Syaikh Abdurrahman as-Sa’di rahimahullah berkata,


“Semakin banyak pengetahuan seseorang tentang Allâh, maka rasa takutnya kepada
Allâh pun semakin besar, yang kemudian rasa takut ini menjadikan dirinya (selalu)
menjauh dari perbuatan-perbuatan maksiat dan (senantiasa) mempersiapkan diri
untuk berjumpa dengan Dzat yang ditakutinya (yaitu Allâh Azza wa Jalla).”[2]

- Takdir
Adapun makna kata takdir menurut istilah agama (syari’at) adalah, segala sesuatu
yang telah ditetapkan oleh Allah Swt. menurut ilmu dan kehendak-Nya. Adapun
dalil-dalil dari Al-Qur’an yang menguatkan pendapat dimaksud adalah sejumlah
firman Allah Swt. berikut ini,
"Dan pada sisi Allah-lah kunci-kunci semua yang ghaib; tidak ada yang
mengetahuinya kecuali Dia sendiri. Dan Dia mengetahui apa yang di daratan
maupun di lautan. Serta tiada sehelai daun pun yang gugur, melainkan Dia
mengetahuinya. Demikian pula tidak jatuh sebutir biji pun dalam kegelapan bumi,
dan tidak sesuatu yang basah atau yang kering, melainkan tertulis dalam kitab yang
nyata (Lauh al-Mahfuzh)," (QS Al-An’âm [6]: 59).

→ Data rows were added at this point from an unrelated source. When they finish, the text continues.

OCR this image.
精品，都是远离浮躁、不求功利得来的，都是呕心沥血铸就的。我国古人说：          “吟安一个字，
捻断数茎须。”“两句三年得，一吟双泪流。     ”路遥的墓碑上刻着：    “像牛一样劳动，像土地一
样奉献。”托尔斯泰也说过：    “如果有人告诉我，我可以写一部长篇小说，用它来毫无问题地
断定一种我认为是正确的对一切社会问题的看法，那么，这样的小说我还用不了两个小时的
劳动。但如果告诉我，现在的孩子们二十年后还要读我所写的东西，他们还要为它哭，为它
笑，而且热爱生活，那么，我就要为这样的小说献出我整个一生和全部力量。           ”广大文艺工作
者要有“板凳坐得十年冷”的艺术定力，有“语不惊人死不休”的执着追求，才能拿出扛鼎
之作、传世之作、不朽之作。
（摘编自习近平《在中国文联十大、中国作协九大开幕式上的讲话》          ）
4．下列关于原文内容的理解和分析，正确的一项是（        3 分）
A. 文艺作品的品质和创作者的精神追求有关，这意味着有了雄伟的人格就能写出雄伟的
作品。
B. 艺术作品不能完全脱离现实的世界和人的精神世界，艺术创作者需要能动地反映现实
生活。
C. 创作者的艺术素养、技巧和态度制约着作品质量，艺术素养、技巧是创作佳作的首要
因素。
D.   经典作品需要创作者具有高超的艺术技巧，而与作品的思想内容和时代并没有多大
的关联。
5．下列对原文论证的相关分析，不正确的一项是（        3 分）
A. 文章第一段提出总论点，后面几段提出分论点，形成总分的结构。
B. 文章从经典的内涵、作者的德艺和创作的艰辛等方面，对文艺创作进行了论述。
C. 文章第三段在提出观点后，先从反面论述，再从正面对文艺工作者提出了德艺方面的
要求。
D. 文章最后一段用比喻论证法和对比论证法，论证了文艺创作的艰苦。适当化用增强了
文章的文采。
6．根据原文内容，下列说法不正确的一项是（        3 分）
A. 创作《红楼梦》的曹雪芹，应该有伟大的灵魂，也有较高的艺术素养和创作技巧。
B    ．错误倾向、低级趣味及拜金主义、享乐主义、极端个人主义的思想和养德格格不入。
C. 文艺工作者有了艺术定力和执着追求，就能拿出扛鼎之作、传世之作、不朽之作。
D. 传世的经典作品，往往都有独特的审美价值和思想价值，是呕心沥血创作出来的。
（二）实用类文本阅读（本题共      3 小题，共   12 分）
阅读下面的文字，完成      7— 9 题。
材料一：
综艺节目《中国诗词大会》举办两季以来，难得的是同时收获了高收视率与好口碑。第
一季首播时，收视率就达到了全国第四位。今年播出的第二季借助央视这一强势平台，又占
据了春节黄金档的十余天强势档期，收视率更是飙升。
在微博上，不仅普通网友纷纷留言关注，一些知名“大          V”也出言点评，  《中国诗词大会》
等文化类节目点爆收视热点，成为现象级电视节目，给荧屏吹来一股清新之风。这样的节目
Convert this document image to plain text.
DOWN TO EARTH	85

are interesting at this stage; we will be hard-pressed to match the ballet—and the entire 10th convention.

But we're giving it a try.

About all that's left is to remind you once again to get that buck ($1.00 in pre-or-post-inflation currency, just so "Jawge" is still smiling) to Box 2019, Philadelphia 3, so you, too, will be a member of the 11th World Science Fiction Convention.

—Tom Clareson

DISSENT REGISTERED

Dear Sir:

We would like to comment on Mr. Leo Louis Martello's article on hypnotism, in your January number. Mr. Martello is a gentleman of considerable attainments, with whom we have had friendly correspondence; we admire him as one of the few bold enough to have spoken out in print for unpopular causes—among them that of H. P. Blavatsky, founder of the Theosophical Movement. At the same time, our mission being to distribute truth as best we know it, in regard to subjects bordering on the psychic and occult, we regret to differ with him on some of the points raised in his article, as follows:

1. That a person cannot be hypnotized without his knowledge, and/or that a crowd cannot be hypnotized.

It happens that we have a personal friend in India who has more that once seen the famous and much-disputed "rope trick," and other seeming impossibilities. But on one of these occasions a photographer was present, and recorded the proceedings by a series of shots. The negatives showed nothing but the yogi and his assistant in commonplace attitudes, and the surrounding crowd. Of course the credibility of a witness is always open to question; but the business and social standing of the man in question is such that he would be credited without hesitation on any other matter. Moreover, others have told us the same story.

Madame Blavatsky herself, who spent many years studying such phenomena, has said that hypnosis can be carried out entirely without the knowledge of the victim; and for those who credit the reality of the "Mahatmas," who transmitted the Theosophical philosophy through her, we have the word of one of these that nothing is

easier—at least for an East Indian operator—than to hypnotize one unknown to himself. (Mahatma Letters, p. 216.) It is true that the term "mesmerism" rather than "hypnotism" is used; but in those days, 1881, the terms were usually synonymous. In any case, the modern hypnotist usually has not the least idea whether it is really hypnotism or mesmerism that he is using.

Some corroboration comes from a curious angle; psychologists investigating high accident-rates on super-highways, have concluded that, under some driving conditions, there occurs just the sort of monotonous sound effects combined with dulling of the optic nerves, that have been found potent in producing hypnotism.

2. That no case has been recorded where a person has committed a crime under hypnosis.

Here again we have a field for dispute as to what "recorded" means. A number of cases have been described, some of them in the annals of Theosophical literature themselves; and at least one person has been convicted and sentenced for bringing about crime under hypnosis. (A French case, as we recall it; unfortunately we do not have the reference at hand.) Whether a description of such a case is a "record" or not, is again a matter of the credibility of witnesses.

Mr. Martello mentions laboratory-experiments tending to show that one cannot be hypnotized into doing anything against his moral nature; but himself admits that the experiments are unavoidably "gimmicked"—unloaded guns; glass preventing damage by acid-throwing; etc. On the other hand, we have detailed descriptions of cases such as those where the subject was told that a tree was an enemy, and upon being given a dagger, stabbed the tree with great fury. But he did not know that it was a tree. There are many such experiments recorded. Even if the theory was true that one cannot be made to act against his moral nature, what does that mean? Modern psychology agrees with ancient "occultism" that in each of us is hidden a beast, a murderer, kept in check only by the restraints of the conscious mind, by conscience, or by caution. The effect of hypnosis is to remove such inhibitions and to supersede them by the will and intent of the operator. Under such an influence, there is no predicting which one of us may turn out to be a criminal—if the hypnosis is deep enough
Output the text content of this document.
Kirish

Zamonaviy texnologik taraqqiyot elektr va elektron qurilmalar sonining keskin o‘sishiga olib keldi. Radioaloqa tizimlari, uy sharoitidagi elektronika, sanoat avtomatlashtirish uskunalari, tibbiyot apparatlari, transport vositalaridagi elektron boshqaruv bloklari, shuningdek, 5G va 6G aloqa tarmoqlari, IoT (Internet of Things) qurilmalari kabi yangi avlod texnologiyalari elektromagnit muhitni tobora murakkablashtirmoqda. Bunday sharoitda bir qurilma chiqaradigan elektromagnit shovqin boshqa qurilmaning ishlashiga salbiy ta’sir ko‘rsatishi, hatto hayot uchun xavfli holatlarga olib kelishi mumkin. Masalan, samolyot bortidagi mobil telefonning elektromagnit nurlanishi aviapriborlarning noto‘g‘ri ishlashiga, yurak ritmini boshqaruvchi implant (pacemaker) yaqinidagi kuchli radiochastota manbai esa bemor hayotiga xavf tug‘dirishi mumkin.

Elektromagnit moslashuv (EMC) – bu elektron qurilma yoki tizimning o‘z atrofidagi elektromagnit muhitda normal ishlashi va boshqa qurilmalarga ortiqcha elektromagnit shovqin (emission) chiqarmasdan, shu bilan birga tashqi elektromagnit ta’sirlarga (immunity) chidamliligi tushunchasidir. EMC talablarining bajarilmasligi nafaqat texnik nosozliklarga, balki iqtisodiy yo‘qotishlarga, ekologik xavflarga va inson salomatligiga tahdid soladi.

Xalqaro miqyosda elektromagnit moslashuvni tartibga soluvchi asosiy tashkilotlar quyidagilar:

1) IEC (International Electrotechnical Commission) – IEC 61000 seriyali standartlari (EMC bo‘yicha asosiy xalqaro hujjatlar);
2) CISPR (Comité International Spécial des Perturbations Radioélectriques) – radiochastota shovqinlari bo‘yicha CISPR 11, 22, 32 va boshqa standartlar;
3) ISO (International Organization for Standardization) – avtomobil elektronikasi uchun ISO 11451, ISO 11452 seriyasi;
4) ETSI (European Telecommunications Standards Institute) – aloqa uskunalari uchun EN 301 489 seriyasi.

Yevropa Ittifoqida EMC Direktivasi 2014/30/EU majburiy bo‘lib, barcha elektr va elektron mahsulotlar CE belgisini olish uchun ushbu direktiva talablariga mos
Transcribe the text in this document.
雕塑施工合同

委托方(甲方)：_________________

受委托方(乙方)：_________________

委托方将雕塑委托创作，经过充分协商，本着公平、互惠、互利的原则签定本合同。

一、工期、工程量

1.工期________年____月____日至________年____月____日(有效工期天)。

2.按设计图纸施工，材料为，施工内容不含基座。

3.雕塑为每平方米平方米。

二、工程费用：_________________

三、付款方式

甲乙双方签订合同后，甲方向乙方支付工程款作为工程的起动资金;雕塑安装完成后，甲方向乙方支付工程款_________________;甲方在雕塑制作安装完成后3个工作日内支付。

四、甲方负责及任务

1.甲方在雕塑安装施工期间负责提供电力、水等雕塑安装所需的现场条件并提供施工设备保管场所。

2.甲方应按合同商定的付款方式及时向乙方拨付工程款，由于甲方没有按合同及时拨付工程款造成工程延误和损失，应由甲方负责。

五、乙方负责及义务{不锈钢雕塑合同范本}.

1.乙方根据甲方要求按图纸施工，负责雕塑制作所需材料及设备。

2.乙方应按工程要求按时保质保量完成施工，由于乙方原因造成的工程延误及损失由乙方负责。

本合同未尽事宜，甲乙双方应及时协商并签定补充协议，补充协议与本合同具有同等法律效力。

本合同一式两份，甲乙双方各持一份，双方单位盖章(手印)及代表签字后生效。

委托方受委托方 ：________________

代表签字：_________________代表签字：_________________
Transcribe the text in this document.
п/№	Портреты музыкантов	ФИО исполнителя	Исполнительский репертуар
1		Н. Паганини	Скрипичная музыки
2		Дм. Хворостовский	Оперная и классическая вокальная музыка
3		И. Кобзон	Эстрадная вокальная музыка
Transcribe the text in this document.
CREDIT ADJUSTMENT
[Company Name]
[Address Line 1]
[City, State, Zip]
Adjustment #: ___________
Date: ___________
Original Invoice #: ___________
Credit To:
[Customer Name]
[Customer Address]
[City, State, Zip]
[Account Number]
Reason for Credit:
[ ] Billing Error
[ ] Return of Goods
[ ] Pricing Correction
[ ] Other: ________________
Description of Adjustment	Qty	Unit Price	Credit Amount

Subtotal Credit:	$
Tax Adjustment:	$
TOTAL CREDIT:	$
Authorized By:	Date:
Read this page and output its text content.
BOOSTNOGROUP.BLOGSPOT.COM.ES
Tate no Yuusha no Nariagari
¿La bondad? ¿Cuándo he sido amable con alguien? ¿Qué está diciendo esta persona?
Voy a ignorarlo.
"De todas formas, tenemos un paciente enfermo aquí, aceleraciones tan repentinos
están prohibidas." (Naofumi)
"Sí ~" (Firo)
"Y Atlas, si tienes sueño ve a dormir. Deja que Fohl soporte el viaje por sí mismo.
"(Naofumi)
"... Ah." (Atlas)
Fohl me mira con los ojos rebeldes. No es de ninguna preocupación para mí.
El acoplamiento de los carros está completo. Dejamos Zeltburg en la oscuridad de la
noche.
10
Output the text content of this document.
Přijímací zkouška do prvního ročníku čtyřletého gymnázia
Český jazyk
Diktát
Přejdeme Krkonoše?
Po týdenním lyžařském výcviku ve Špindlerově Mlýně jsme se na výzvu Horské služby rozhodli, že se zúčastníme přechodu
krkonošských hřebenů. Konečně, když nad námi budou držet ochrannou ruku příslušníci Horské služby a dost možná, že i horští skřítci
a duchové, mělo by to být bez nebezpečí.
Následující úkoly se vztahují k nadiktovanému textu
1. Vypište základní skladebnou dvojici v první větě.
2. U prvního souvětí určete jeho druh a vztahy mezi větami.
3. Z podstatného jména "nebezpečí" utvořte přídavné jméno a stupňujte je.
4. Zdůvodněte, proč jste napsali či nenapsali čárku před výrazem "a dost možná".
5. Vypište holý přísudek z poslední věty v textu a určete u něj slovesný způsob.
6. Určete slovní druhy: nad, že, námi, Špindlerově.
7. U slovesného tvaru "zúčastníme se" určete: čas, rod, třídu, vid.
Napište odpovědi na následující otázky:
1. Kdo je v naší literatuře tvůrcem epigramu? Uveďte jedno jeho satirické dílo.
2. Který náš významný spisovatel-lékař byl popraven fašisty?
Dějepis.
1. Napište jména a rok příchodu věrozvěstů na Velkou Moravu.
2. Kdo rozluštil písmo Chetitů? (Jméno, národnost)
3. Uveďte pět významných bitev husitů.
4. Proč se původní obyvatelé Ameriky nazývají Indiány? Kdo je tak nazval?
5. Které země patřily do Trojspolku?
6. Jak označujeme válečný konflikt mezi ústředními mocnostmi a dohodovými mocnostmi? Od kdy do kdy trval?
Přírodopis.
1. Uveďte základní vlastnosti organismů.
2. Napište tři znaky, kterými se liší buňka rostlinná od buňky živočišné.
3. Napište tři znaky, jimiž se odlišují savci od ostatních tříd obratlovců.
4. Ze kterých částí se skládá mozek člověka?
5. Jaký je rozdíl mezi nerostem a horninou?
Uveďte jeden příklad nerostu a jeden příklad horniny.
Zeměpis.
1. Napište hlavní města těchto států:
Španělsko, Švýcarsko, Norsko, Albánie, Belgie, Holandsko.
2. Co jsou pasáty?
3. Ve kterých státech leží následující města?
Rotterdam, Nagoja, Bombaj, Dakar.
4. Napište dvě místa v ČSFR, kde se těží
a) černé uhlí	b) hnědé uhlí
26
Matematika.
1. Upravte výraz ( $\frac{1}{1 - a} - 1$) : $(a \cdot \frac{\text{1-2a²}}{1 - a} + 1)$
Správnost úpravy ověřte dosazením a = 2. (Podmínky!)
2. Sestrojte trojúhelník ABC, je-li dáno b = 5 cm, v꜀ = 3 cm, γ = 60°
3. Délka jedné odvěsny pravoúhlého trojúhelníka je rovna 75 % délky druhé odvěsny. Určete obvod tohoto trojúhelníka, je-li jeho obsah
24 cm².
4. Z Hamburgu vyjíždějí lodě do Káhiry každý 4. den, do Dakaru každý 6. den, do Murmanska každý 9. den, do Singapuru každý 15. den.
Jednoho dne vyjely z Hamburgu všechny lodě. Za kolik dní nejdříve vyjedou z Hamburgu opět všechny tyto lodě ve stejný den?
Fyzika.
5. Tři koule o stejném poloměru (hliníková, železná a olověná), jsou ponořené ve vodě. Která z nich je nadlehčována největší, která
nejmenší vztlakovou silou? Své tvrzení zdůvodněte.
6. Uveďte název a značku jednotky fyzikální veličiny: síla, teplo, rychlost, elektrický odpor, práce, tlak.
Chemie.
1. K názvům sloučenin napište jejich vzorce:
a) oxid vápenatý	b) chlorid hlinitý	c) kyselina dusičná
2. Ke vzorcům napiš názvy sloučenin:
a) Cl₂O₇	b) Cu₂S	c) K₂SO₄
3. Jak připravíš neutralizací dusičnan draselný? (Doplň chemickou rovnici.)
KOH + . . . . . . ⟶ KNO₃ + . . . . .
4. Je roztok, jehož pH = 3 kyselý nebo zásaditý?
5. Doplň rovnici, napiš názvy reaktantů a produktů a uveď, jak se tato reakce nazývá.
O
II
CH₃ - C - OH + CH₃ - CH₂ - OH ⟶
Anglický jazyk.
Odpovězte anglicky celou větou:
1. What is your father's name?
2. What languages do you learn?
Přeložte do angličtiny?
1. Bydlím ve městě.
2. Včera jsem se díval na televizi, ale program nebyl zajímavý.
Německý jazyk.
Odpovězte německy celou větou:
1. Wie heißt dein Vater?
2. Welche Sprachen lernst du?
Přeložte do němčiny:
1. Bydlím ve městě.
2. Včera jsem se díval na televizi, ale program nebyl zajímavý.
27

Allah Swt. juga berfirman,


"Katakanlah, ‘Aku tidak berkuasa mendatangkan kemudharatan, dan tidak pula
kemanfaatan kepada diriku, melainkan apa yang dikehendaki oleh Allah.’ Tiap-tiap
umat mempunyai ajal.[1]Apabila telah datang ajal mereka, maka mereka tidak dapat
mengundurkannya barang sesaat pun, dan tidak pula mendahulukannya," (QS Yûnus
[10]: 49).

Allah Swt. juga berfirman,


"Tiada sesuatu pun yang ghaib di langit maupun di bumi, melainkan terdapat dalam
kitab yang nyata (Lauh al-Mahfuzh)" (QS Al- Naml [27]: 75).

Allah Swt. juga berfirman,


"Sesungguhnya Kami menghidupkan orang-orang mati, dan Kami menuliskan apa
yang telah mereka kerjakan, serta bekas-bekas yang mereka tinggalkan. Dan, segala
sesuatu Kami kumpulkan dalam Kitab Induk yang nyata (Lauh al-Mahfuzh)," (QS
Yâsîn [36]: 12).

Allah Swt. juga berfirman,


"Bahkan yang didustakan mereka itu ialah Al-Qur’an yang mulia, yang tersimpan
dalam Lauh al-Mahfuzh," (QS Al-Burûj [85]: 21- 22).

Allah Swt. juga berfirman,


"Dan mereka berkata, ‘Kapankah datangnya ancaman itu jika kalian adalah orang-
orang yang benar?’ Katakanlah, ‘Sesungguhnya ilmu tentang Hari Kiamat itu hanya
pada sisi Allah. Dan sesungguhnya aku hanyalah seorang pemberi peringatan yang
menjelaskan,’" (QS Al-Mulk [67]: 25-26).